En 1883, Beauchamp declaró sin rodeos. “La causa primordial de una enfermedad está en nosotros, siempre está en nosotros”. Todos estamos expuestos a los microbios las 24 horas al día, a lo largo de toda la vida. De hecho, tenemos en nuestro cuerpo más microorganismos que células. Muchos dependen del oxígeno y otros no. Básicamente,
Algunos microorganismos nos ayudan a digerir el alimento y a elaborar sustancias importantes como la B12, mientras que otros ayudan a descomponer los desechos ,como la materia fecal. Sin ellos nos quedaríamos ahogados de desechos. Naturalmente, para sobrevivir necesitamos ambos tipos de microorganismos, y nuestro cuerpo, los produce.

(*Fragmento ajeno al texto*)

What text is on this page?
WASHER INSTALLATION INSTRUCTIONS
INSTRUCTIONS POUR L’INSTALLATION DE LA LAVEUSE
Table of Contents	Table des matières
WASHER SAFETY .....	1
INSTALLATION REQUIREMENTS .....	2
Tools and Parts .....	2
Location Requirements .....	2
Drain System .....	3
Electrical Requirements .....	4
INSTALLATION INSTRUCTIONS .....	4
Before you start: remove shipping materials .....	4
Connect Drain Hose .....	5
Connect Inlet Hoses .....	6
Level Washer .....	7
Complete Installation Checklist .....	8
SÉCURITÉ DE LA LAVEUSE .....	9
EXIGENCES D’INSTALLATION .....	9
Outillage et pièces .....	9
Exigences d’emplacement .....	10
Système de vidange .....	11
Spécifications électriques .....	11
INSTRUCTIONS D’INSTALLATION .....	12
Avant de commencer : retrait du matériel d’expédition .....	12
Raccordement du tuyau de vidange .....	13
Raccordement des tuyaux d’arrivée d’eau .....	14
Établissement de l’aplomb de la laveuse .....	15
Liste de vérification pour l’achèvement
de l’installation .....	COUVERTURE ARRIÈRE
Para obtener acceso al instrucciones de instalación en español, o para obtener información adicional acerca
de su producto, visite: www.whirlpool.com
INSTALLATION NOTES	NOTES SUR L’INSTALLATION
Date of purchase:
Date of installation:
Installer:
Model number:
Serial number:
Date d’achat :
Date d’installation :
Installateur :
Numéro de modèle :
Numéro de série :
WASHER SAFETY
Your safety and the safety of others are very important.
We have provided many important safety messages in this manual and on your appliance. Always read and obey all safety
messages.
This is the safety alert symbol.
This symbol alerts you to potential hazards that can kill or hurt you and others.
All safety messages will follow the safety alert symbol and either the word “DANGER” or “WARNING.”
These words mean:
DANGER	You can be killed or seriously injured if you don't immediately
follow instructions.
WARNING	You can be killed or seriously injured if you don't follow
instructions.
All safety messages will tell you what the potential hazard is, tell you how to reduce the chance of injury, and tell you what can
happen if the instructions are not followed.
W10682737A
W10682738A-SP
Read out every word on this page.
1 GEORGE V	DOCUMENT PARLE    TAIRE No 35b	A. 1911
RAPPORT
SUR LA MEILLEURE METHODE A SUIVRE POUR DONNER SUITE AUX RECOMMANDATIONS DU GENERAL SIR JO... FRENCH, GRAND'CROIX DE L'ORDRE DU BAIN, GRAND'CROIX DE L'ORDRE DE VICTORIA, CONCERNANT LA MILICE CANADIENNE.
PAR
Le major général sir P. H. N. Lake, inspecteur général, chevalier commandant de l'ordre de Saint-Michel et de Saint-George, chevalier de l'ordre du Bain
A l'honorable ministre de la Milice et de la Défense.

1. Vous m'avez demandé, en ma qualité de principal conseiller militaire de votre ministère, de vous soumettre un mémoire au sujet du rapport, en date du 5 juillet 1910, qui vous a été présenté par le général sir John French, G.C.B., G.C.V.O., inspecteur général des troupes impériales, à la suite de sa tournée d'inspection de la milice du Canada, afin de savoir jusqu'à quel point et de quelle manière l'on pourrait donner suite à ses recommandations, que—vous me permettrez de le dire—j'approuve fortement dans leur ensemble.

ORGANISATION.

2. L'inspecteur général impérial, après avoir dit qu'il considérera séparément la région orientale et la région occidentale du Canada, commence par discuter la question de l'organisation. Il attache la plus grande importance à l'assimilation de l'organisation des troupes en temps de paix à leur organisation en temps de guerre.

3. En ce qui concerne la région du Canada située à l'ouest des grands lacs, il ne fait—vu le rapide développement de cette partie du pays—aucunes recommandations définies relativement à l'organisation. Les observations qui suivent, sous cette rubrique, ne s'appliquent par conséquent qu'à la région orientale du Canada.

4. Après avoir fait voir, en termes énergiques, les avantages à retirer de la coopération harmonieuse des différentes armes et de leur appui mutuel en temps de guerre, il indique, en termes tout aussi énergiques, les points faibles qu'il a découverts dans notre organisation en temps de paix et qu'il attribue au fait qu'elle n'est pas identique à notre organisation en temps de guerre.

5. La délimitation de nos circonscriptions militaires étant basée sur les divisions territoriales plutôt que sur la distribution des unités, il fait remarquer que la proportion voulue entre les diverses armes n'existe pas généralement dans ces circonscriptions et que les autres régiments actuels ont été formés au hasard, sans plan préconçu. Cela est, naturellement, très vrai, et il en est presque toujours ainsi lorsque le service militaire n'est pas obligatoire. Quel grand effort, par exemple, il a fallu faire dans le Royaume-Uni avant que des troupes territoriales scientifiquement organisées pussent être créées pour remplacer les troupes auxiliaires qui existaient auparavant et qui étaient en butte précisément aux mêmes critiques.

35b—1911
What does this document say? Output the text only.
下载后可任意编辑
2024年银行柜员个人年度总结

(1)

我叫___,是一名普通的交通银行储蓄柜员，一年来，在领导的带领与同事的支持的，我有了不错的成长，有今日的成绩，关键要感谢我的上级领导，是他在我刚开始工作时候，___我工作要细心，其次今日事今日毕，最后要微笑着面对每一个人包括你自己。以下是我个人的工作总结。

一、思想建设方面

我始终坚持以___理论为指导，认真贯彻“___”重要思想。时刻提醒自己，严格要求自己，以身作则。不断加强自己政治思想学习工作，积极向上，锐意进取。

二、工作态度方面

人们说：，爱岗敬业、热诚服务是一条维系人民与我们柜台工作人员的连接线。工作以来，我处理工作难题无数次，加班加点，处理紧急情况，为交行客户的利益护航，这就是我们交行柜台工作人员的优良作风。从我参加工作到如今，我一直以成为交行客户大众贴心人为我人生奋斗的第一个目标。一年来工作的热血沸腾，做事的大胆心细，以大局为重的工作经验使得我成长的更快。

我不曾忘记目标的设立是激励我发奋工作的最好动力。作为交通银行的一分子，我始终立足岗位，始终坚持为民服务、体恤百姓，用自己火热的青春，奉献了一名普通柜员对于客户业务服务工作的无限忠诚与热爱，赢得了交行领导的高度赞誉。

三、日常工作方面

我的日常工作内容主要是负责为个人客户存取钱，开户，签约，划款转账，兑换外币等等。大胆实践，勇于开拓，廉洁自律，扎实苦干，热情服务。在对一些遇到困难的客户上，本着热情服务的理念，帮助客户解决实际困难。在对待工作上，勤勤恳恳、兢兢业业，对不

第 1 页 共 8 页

Beauchamp demostró que si el equilibrio ácido (ph) del cuerpo tiende a la acidez ,el organismo produce más alimento para los microorganismos destructivos, y el riesgo a enfermar aumenta .Quedó probado que estos microorganismos primitivos que existen en todas las células y en la sangre de todos los individuos pueden cambiar de forma y aparecer como gérmenes de distinto tipo. De ahí que los microorganismos primitivos inocuos, vivan en un ambiente alcalino sano y fuerte , pero se transformen en bacterias cuando el PH deviene ligeramente ácido. Estas bacterias , a su vez, se transforman en hongos cuando el Ph aumenta hasta un grado medio de acidez. Finalmente, los hongos se transforman en virus cuando se exponen a un PH muy ácido. El PH del cuerpo cambia de alcalino a ácido cuando los residuos ácidos del metabolismo, las células muertas, las proteínas sanguíneas y las toxinas quedan atrapadas y se acumulan en los fluídos y tejidos del cuerpo. El resultado de una crisis de toxicidad no es otra cosa que el intento del cuerpo de volver a un estado más alcalino.
La infección es uno de los medios más efectivos del cuerpo para superar un proceso tóxico, a menos que el sistema inmunológico esté ya tan deteriorado que no tenga remedio, como ocurría en la Edad Media, cuando la peste mataba a millones de personas mal alimentadas e inmuno deficientes. Los microbios se descontrolan cuando el nivel de toxicidad del cuerpo es extremadamente alto. En este caso, una intervención urgente estaría justificada ,pero el tratamiento debería ir acompañado de un proceso de depuración de toxinas y desechos. Eliminar una infección con fármacos puede tener graves consecuencias , que a veces se manifiesta años después en forma de ataques cardíacos, reumatismo, diabetes, o cáncer.